Davies and business partner Steve Russell started the company in 2007, and Russell, who directed and co-produced, said their story does not glorify Gein or his actions, or demean his victims, but uses the music and dark comedy as a vehicle to tell the story with truth and a fair amount of accuracy.

“We know the subject matter is very controversial as evidenced by all of our national TV, radio and print coverage, but people really have to see the movie first and then decide for themselves,” he said.

It was about 15 years ago that Davies first thought about doing a film about Gein.

In March 2009, Davies started the screenplay and two months later, filming began.

The original premiere was on Jan. 2, 2010, at the University of Wisconsin-Fox Valley. “We had over 800 people,” he said.

In the last year, the movie has played at 40 different theaters in about nine different states, with more than 450 showings.

“We wanted to do a comedy-musical with no swear words, no nudity and implied violence. We were able to do it,” he said.

To get the showings, “screeners” were sent to theaters. Davies then followed up with numerous phone calls.

“About 98 percent of them loved it and wanted it,” he said. “It’s been neat. It’s been a ride. It’s become an opportunity now to be attached to more movies.”

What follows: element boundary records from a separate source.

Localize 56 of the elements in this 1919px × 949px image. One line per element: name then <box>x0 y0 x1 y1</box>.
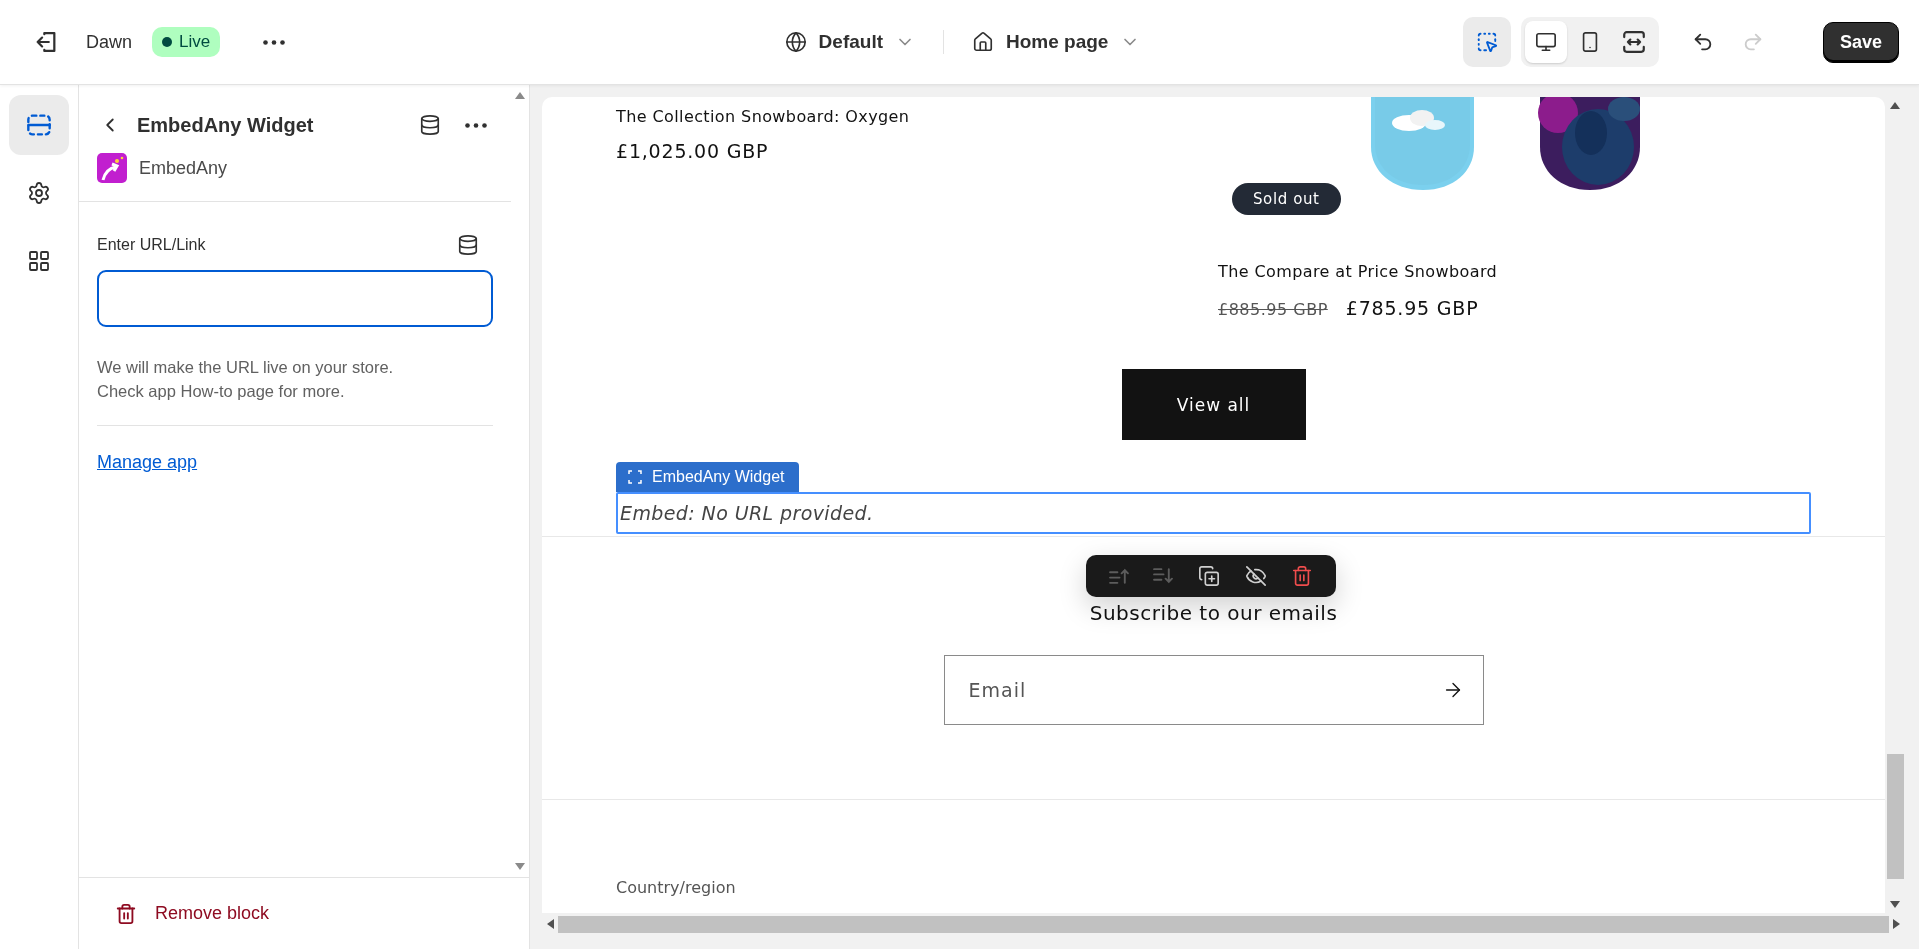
exit-icon <box>36 32 56 52</box>
sections-tab[interactable] <box>9 95 69 155</box>
url-input-field[interactable] <box>97 270 493 327</box>
scroll-up-arrow-icon[interactable] <box>514 91 526 99</box>
template-select[interactable]: Home page <box>968 25 1145 59</box>
save-button[interactable]: Save <box>1822 21 1899 63</box>
dashed-frame-icon <box>628 470 642 484</box>
remove-block-button[interactable]: Remove block <box>111 898 274 929</box>
monitor-icon <box>1534 31 1557 53</box>
trash-icon <box>115 902 137 925</box>
product-price: £1,025.00 GBP <box>616 140 769 162</box>
scroll-up-arrow-icon[interactable] <box>1890 101 1900 109</box>
scroll-right-arrow-icon[interactable] <box>1893 919 1901 929</box>
database-icon[interactable] <box>457 234 479 256</box>
view-all-button[interactable]: View all <box>1121 369 1306 440</box>
embed-block[interactable]: Embed: No URL provided. <box>616 492 1811 534</box>
scrollbar-thumb[interactable] <box>558 915 1889 933</box>
sold-out-badge: Sold out <box>1232 183 1341 215</box>
block-label-tag[interactable]: EmbedAny Widget <box>616 462 799 492</box>
app-name: EmbedAny <box>139 157 228 179</box>
scroll-down-arrow-icon[interactable] <box>514 863 526 871</box>
more-icon <box>263 39 286 45</box>
apps-grid-icon <box>27 249 51 273</box>
move-up-icon <box>1108 568 1129 584</box>
move-down-icon <box>1153 568 1174 584</box>
house-icon <box>972 31 994 53</box>
theme-name: Dawn <box>86 31 133 53</box>
footer-label: Country/region <box>616 878 736 897</box>
scroll-down-arrow-icon[interactable] <box>1890 901 1900 909</box>
language-select[interactable]: Default <box>780 25 919 59</box>
database-icon[interactable] <box>419 114 441 136</box>
expand-icon <box>1622 31 1645 53</box>
scrollbar-thumb[interactable] <box>1886 754 1904 879</box>
gear-icon <box>27 181 51 205</box>
product-title[interactable]: The Collection Snowboard: Oxygen <box>616 107 910 126</box>
status-badge: Live <box>152 27 221 57</box>
hidden-eye-icon <box>1244 565 1267 587</box>
sections-icon <box>27 113 51 137</box>
compare-price: £885.95 GBP <box>1218 300 1328 319</box>
desktop-view-button[interactable] <box>1524 21 1567 63</box>
scroll-left-arrow-icon[interactable] <box>546 919 554 929</box>
trash-icon <box>1291 565 1314 587</box>
newsletter-heading: Subscribe to our emails <box>1089 601 1338 625</box>
product-title[interactable]: The Compare at Price Snowboard <box>1218 262 1498 281</box>
duplicate-icon <box>1197 565 1220 587</box>
email-field[interactable]: Email <box>943 655 1484 725</box>
inspector-button[interactable] <box>1462 17 1511 67</box>
product-price: £785.95 GBP <box>1345 297 1479 319</box>
app-logo-icon <box>97 153 127 183</box>
more-icon <box>465 122 487 128</box>
manage-app-link[interactable]: Manage app <box>97 452 198 473</box>
field-label: Enter URL/Link <box>97 236 207 254</box>
globe-icon <box>784 31 807 53</box>
panel-title: EmbedAny Widget <box>137 113 315 137</box>
help-text: We will make the URL live on your store. Check app How-to page for more. <box>97 357 395 402</box>
dashed-cursor-icon <box>1475 31 1498 53</box>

Among them is the Western “Slade,” an upcoming project of Academy Awards winner Michael Blake (“Dances with Wolves”).

“He (Blake) saw it when it (the Ed Gein film) played in South Dakota,” Davies said. “We struck up a friendship. I flew out to Tucson to his ranch. He basically said I’m the lead in it (“Slade”).

Blake wrote “Slade” several years after “Dances with Wolves” and originally sold it for half a million. “It optioned back to him,” Davies said.

Kevin Costner, Russell Crowe and Viggo Mortensen were all slated to play the lead in “Slade,” but now Davies is set to.

The goal, he says, is for filming to begin late this year or early in 2012. Filming will take place in South Dakota and New Mexico with “some very, very short scenes in Wisconsin,” he said.

For Davies, a project like this is something he has been waiting for more than 20 years.

During his high school years, he had leads in the school’s musicals.

He said the late Gerald Knoepfel, who taught at Waupaca High School, was one of his biggest influences.

Davies said that during his senior year of high school, Knoepfel sat him down and said, “You’re fairly talented at this. You could maybe do this as a living.”

Davies double majored in political science and English at UW-La Crosse, and then worked and traveled, occasionally performing to keep it in his system.

Along with Knoepfel, Davies says his parents and grandparents were his biggest supporters.

“Neither Gerry or my mom got to see ‘Ed Gein.’ They both passed away before it premiered. I think both of them would have gotten a kick out of it,” Davies said.

He said it was nice to finish the theatrical showings in his hometown.

“I’m real blessed. I’m real fortunate with everything,” Davies said. “I have so many opportunities going ahead.”